I just got word that my '88 GT has failed 'state inspection' due to the LH rear strut being "dead". When I asked them, over the phone, exactly what they meant by "dead", it sounded like they almost mean it is seized up, rather than too easy travel as what I would expect them to say about a worn out strut or dampener. The inspector told me it was hard to explain over the phone, but he will show me what he means later this afternoon when I can pick the car up. I will have 15 days to make the repair and then get it re-inspected for an additional $1.
Can anyone recommend a good, but affordable strut to fit the '88 model year? RockAuto does not have much of a selection, and their '88 only struts (ACDelco & Sachs) are in the $71.79 -$73.79 each price range.
Is a coil-over conversion for the '88 model year a good and affordable option?
Thank you for the help.
[This message has been edited by hdryder (edited 04-11-2014).]
Gabriel, Munroe, KYB, and Koni all make replacement struts for the rear of a Fiero. They may only be listed as '84 - '87 but they will fit the '88 and those are what everyone uses even when they make coil overs. There are no companies that make the '88 specific rear strut anymore.
There is one area on your '88 knuckles that might interfere with the earlier struts and prevent you from setting the right camber though. Most people with an '88 that have replaced their shocks have had to grind a small point on the backside of their knuckles. Here's the area I'm talking about:
It's best just to grind it down an 1/8" or so while you have it apart because if they have to do it when you go to get the car re-aligned, they'll charge you a chunk of change to disassemble and grind them.
Good and affordable don't always go together. The Fiero Store sells KYB rear struts for the 88 GT. Price is $168 for the pair. A little more money, but a whole lot better strut.
I have found some KYB Excel-G Gas Struts (p/n: 234005) for as low as $46.78/ea. plus shipping, and am thinking of going with those.

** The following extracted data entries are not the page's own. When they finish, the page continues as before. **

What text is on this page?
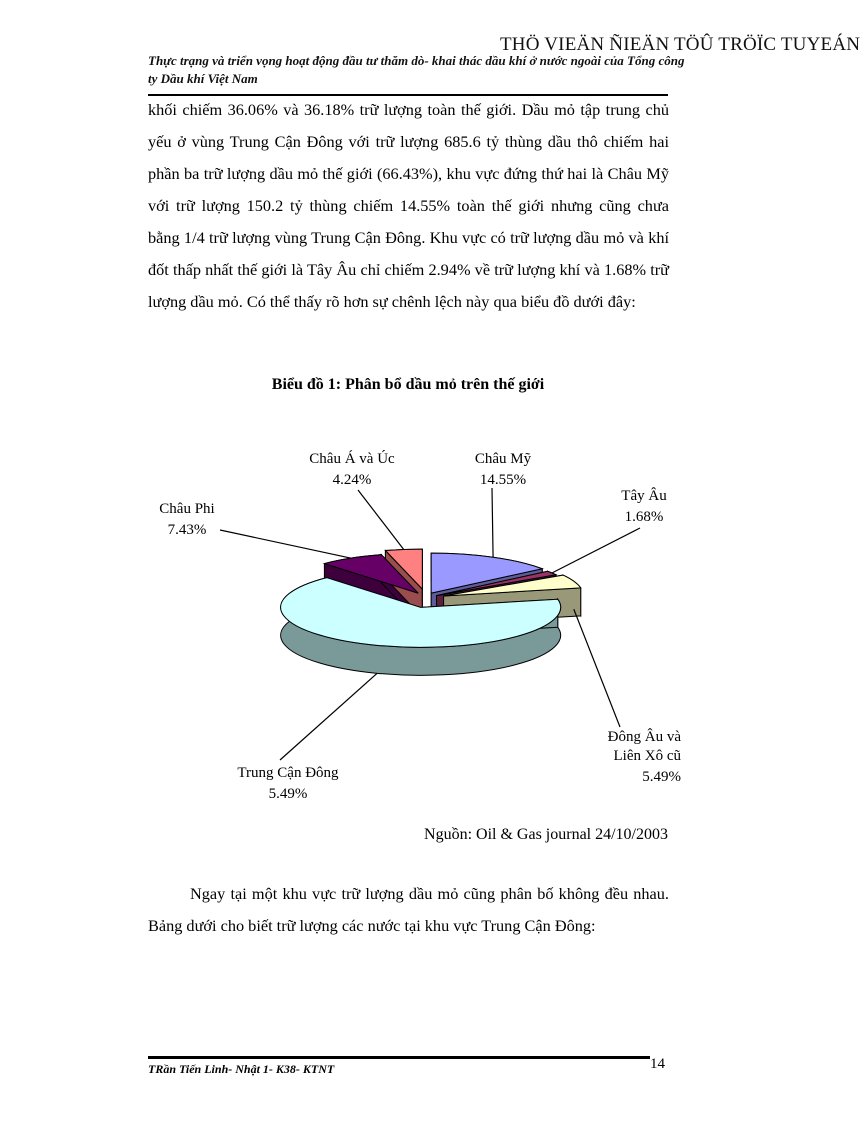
THÖ VIEÄN ÑIEÄN TÖÛ TRÖÏC TUYEÁN
Thực trạng và triển vọng hoạt động đầu tư thăm dò- khai thác dầu khí ở nước ngoài của Tổng công ty Dầu khí Việt Nam
khối chiếm 36.06% và 36.18% trữ lượng toàn thế giới. Dầu mỏ tập trung chủ yếu ở vùng Trung Cận Đông với trữ lượng 685.6 tỷ thùng dầu thô chiếm hai phần ba trữ lượng dầu mỏ thế giới (66.43%), khu vực đứng thứ hai là Châu Mỹ với trữ lượng 150.2 tỷ thùng chiếm 14.55% toàn thế giới nhưng cũng chưa bằng 1/4 trữ lượng vùng Trung Cận Đông. Khu vực có trữ lượng dầu mỏ và khí đốt thấp nhất thế giới là Tây Âu chỉ chiếm 2.94% về trữ lượng khí và 1.68% trữ lượng dầu mỏ. Có thể thấy rõ hơn sự chênh lệch này qua biểu đồ dưới đây:
Biểu đồ 1: Phân bổ dầu mỏ trên thế giới
Châu Á và Úc
4.24%
Châu Mỹ
14.55%
Tây Âu
1.68%
Châu Phi
7.43%
Đông Âu và
Liên Xô cũ
5.49%
Trung Cận Đông
5.49%
Nguồn: Oil & Gas journal 24/10/2003
Ngay tại một khu vực trữ lượng dầu mỏ cũng phân bố không đều nhau. Bảng dưới cho biết trữ lượng các nước tại khu vực Trung Cận Đông:
TRần Tiến Linh- Nhật 1- K38- KTNT	14
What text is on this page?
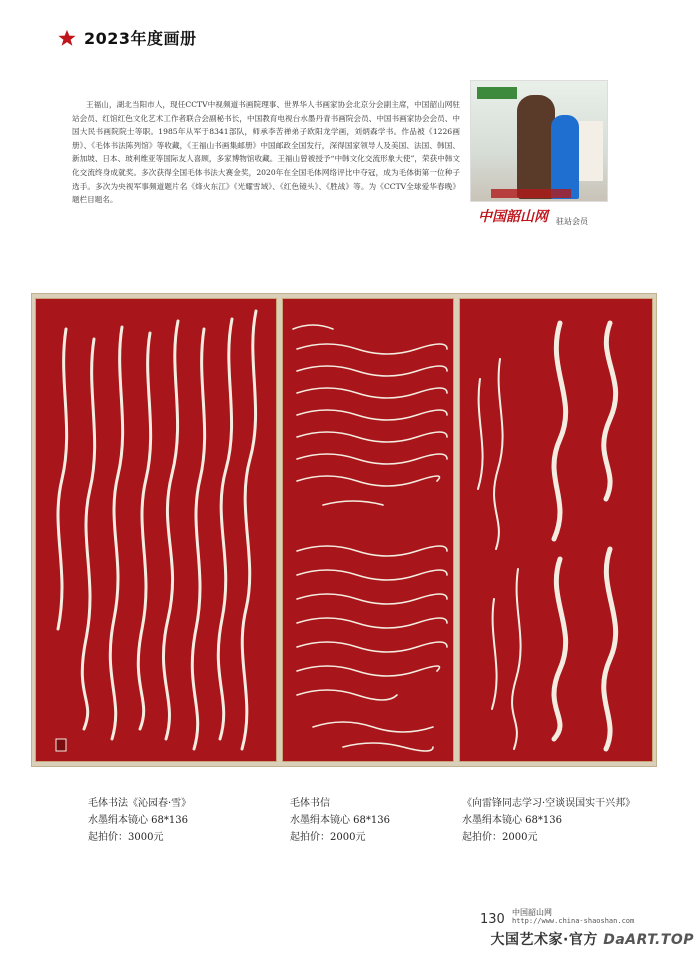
2023年度画册
王福山，湖北当阳市人，现任CCTV中视频道书画院理事、世界华人书画家协会北京分会副主席，中国韶山网驻站会员、红馆红色文化艺术工作者联合会副秘书长，中国教育电视台水墨丹青书画院会员、中国书画家协会会员、中国大民书画院院士等职。1985年从军于8341部队，师承李苦禅弟子欧阳龙学画，刘炳森学书。作品被《1226画册》、《毛体书法陈列馆》等收藏，《王福山书画集邮册》中国邮政全国发行，深得国家领导人及美国、法国、韩国、新加坡、日本、玻利维亚等国际友人喜顾，多家博物馆收藏。王福山曾被授予“中韩文化交流形象大使”，荣获中韩文化交流终身成就奖。多次获得全国毛体书法大赛金奖，2020年在全国毛体网络评比中夺冠，成为毛体街第一位种子选手。多次为央视军事频道题片名《烽火东江》《光耀雪域》、《红色镜头》、《胜战》等。为《CCTV全球爱华春晚》题栏目题名。
中国韶山网 驻站会员
毛体书法《沁园春·雪》
水墨绢本镜心 68*136
起拍价：3000元
毛体书信
水墨绢本镜心 68*136
起拍价：2000元
《向雷锋同志学习·空谈误国实干兴邦》
水墨绢本镜心 68*136
起拍价：2000元
130 中国韶山网
http://www.china-shaoshan.com
大国艺术家·官方 DaART.TOP
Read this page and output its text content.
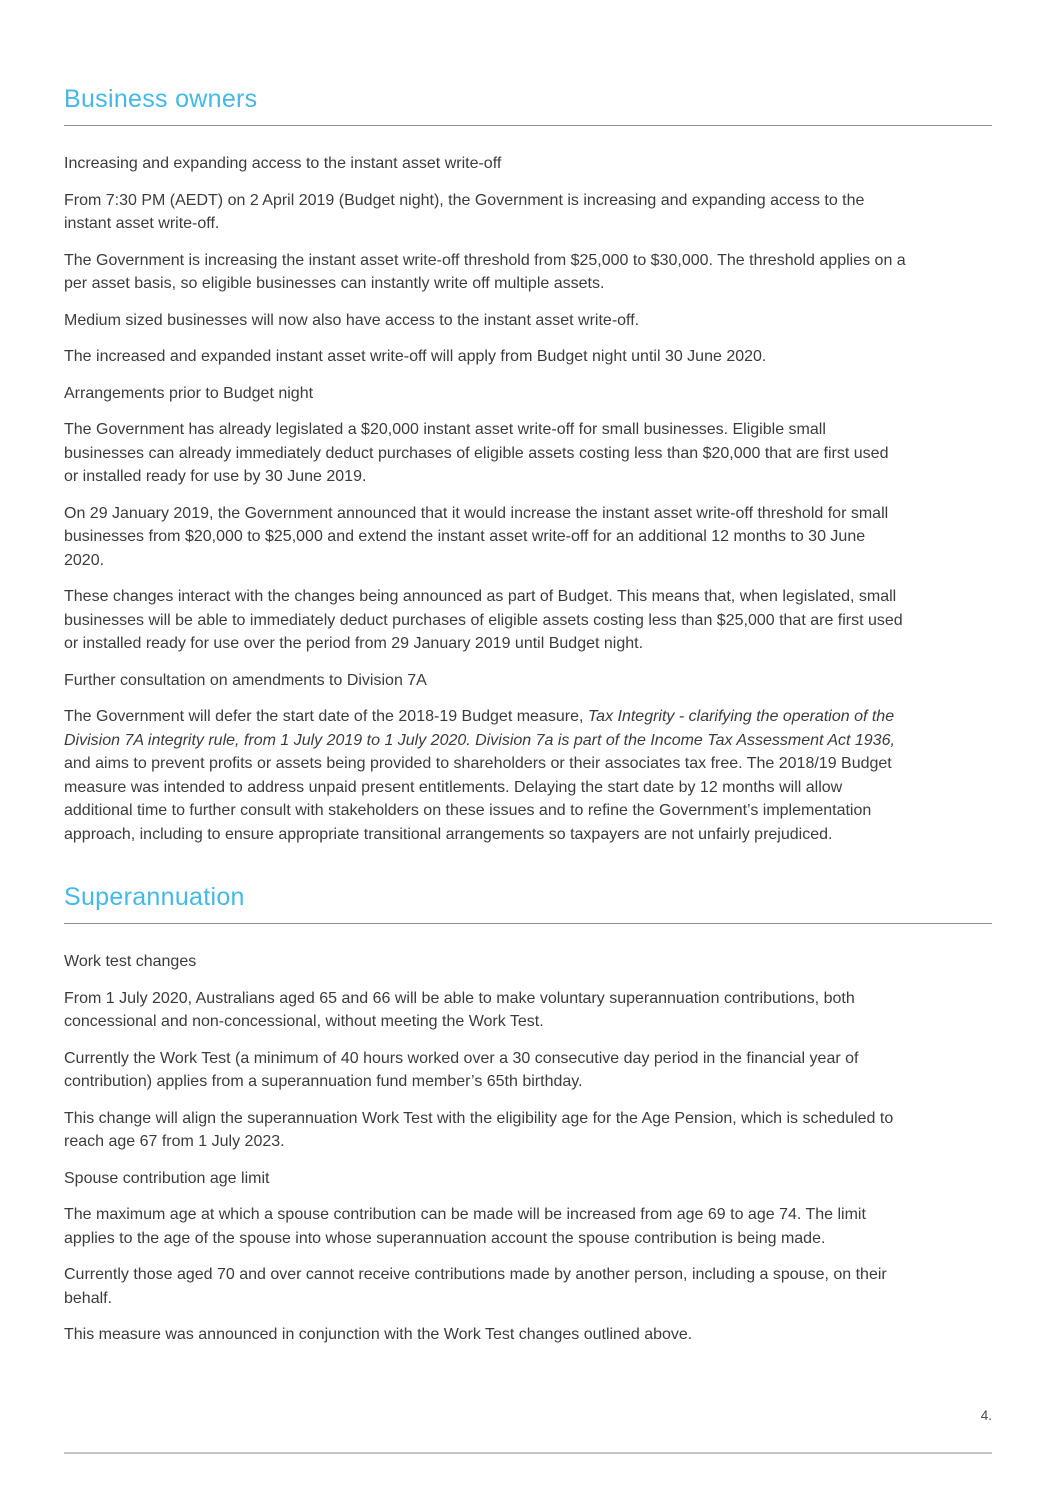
Business owners

Increasing and expanding access to the instant asset write-off

From 7:30 PM (AEDT) on 2 April 2019 (Budget night), the Government is increasing and expanding access to the instant asset write-off.

The Government is increasing the instant asset write-off threshold from $25,000 to $30,000. The threshold applies on a per asset basis, so eligible businesses can instantly write off multiple assets.

Medium sized businesses will now also have access to the instant asset write-off.

The increased and expanded instant asset write-off will apply from Budget night until 30 June 2020.

Arrangements prior to Budget night

The Government has already legislated a $20,000 instant asset write-off for small businesses. Eligible small businesses can already immediately deduct purchases of eligible assets costing less than $20,000 that are first used or installed ready for use by 30 June 2019.

On 29 January 2019, the Government announced that it would increase the instant asset write-off threshold for small businesses from $20,000 to $25,000 and extend the instant asset write-off for an additional 12 months to 30 June 2020.

These changes interact with the changes being announced as part of Budget. This means that, when legislated, small businesses will be able to immediately deduct purchases of eligible assets costing less than $25,000 that are first used or installed ready for use over the period from 29 January 2019 until Budget night.

Further consultation on amendments to Division 7A

The Government will defer the start date of the 2018-19 Budget measure, Tax Integrity - clarifying the operation of the Division 7A integrity rule, from 1 July 2019 to 1 July 2020. Division 7a is part of the Income Tax Assessment Act 1936, and aims to prevent profits or assets being provided to shareholders or their associates tax free. The 2018/19 Budget measure was intended to address unpaid present entitlements. Delaying the start date by 12 months will allow additional time to further consult with stakeholders on these issues and to refine the Government’s implementation approach, including to ensure appropriate transitional arrangements so taxpayers are not unfairly prejudiced.

Superannuation

Work test changes

From 1 July 2020, Australians aged 65 and 66 will be able to make voluntary superannuation contributions, both concessional and non-concessional, without meeting the Work Test.

Currently the Work Test (a minimum of 40 hours worked over a 30 consecutive day period in the financial year of contribution) applies from a superannuation fund member’s 65th birthday.

This change will align the superannuation Work Test with the eligibility age for the Age Pension, which is scheduled to reach age 67 from 1 July 2023.

Spouse contribution age limit

The maximum age at which a spouse contribution can be made will be increased from age 69 to age 74. The limit applies to the age of the spouse into whose superannuation account the spouse contribution is being made.

Currently those aged 70 and over cannot receive contributions made by another person, including a spouse, on their behalf.

This measure was announced in conjunction with the Work Test changes outlined above.

4.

But I have noticed the rear of the car seems to sit a little lower than the front, which I don't really care for. As long as I have to disassemble the strut/spring assembly when replacing the struts, I was thinking it may be a good time to also replace the springs. But nobody so far as a listing for rear '88 stock OEM springs.
Therefore, I am still thinking the coil-overs may be a good solution for the ride height adjustment.
But I have noticed the rear of the car seems to sit a little lower than the front, which I don't really care for. As long as I have to disassemble the strut/spring assembly when replacing the struts, I was thinking it may be a good time to also replace the springs. But nobody so far as a listing for rear '88 stock OEM springs.
IMO, you're going about it backwards. You don't want to raise the rear... you want to lower the front!
Finally someone has answered a question I had posted several days ago regarding the differences between the rear heights of my sons 87GT vs. my 88GT. The 88 is basically flat to the ground with maybe slightly a bit lower in the rear vs. the front. The 87 has a definite rake to it. I was trying to find out what is normal for the two. I much prefer the lower and flatter stance of the 88 and it handles like a dream! The 3800SC I installed last year also makes it a blast to drive..
IMO, you're going about it backwards. You don't want to raise the rear... you want to lower the front!
That sounds like a good idea to me. What is the best way to lower the '88 front, without going to radical? Level out the car, or even slightly lower in the front.
I have been driving an '87 GT 5-speed for several years, and just recently got the '88 GT running, and was not use to the lower rear end on the '88.
There is one area on your '88 knuckles that might interfere with the earlier struts and prevent you from setting the right camber though. Most people with an '88 that have replaced their shocks have had to grind a small point on the backside of their knuckles. Here's the area I'm talking about:
It's best just to grind it down an 1/8" or so while you have it apart because if they have to do it when you go to get the car re-aligned, they'll charge you a chunk of change to disassemble and grind them.
Bloozberry, thank you for this information. I hope the KYB struts that I ordered arrive before the weekend, so I can install them over the weekend.
Is the surface area to grind down parallel to the axle, on the flat machined part of the knuckle?